Trying to find a great book...


This post isn't exactly about Town House by Tish Cohen. I mean, if I didn't enjoy Town House so much, maybe I wouldn't be experiencing this problem. More on Town House in another post. My problem is this- I can't seem to find a fabulous book to really sink my teeth into.

Don't get me wrong, I have a whole shelf with books that are screaming out to be read. Really great books by talented authors. Humorous books and riveting non fiction and historical dramas and mysteries. I'm just in the mood for something...and I can't figure out what. I can be so fickle at times! I've put down no less than three books in two days because they weren't resonating with me.

I went to the library and checked out a book that I hoped would be quirky and funny and touching. This book was praised by literary magazines, major newspapers, reviewed in magazines with four stars.
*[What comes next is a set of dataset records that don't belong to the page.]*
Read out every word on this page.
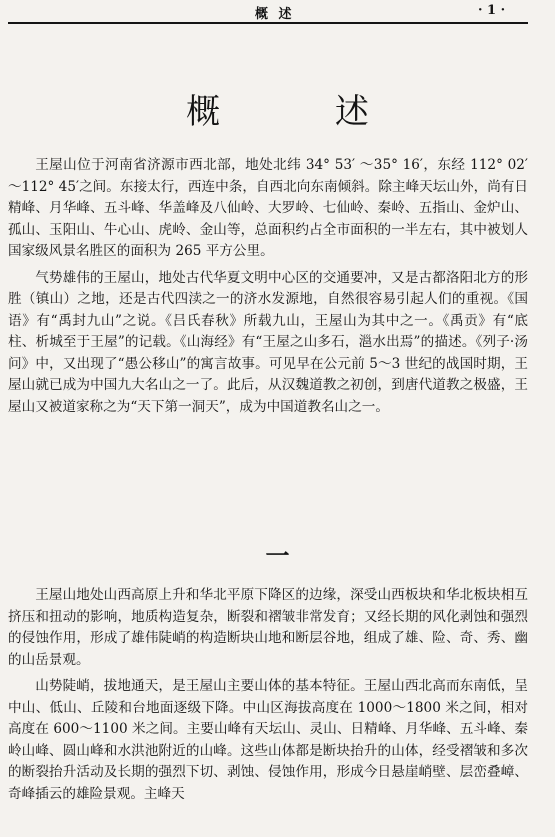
概 述	· 1 ·
概 述

王屋山位于河南省济源市西北部，地处北纬 34° 53′ ～35° 16′，东经 112° 02′ ～112° 45′之间。东接太行，西连中条，自西北向东南倾斜。除主峰天坛山外，尚有日精峰、月华峰、五斗峰、华盖峰及八仙岭、大罗岭、七仙岭、秦岭、五指山、金炉山、孤山、玉阳山、牛心山、虎岭、金山等，总面积约占全市面积的一半左右，其中被划人国家级风景名胜区的面积为 265 平方公里。

气势雄伟的王屋山，地处古代华夏文明中心区的交通要冲，又是古都洛阳北方的形胜（镇山）之地，还是古代四渎之一的济水发源地，自然很容易引起人们的重视。《国语》有“禹封九山”之说。《吕氏春秋》所载九山，王屋山为其中之一。《禹贡》有“底柱、析城至于王屋”的记载。《山海经》有“王屋之山多石，㴩水出焉”的描述。《列子·汤问》中，又出现了“愚公移山”的寓言故事。可见早在公元前 5～3 世纪的战国时期，王屋山就已成为中国九大名山之一了。此后，从汉魏道教之初创，到唐代道教之极盛，王屋山又被道家称之为“天下第一洞天”，成为中国道教名山之一。

一

王屋山地处山西高原上升和华北平原下降区的边缘，深受山西板块和华北板块相互挤压和扭动的影响，地质构造复杂，断裂和褶皱非常发育；又经长期的风化剥蚀和强烈的侵蚀作用，形成了雄伟陡峭的构造断块山地和断层谷地，组成了雄、险、奇、秀、幽的山岳景观。

山势陡峭，拔地通天，是王屋山主要山体的基本特征。王屋山西北高而东南低，呈中山、低山、丘陵和台地面逐级下降。中山区海拔高度在 1000～1800 米之间，相对高度在 600～1100 米之间。主要山峰有天坛山、灵山、日精峰、月华峰、五斗峰、秦岭山峰、圆山峰和水洪池附近的山峰。这些山体都是断块抬升的山体，经受褶皱和多次的断裂抬升活动及长期的强烈下切、剥蚀、侵蚀作用，形成今日悬崖峭壁、层峦叠嶂、奇峰插云的雄险景观。主峰天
I know you've heard of it. I was so excited, I came home to open it up and ...nothing. I didn't like it. Which makes me wonder how such a blah book (and trust me, it was blah but maybe not to those corduroy jacket wearing, pipe smoking lit critics) can be so highly regarded and other books which are funnier and better written slip through the cracks.

Today I am going to try another book. A book which was recommended to me by a few different people whose styles are similar to mine. And I have had The Kite Runner for over a year, gathering dust on my shelf, I must get to that one. I have books here by MJ Rose, Marta Costa, Brenda Scott Royce, Karen Joy Fowler, Jonathan Tropper.

See the problem with a book like Town House is that is was so good, I hated for it to end and now I'm going to be measuring every other book against it. Thank goodness there are many authors and books to chose from. I know one of those novels is bound to suit my picky mood.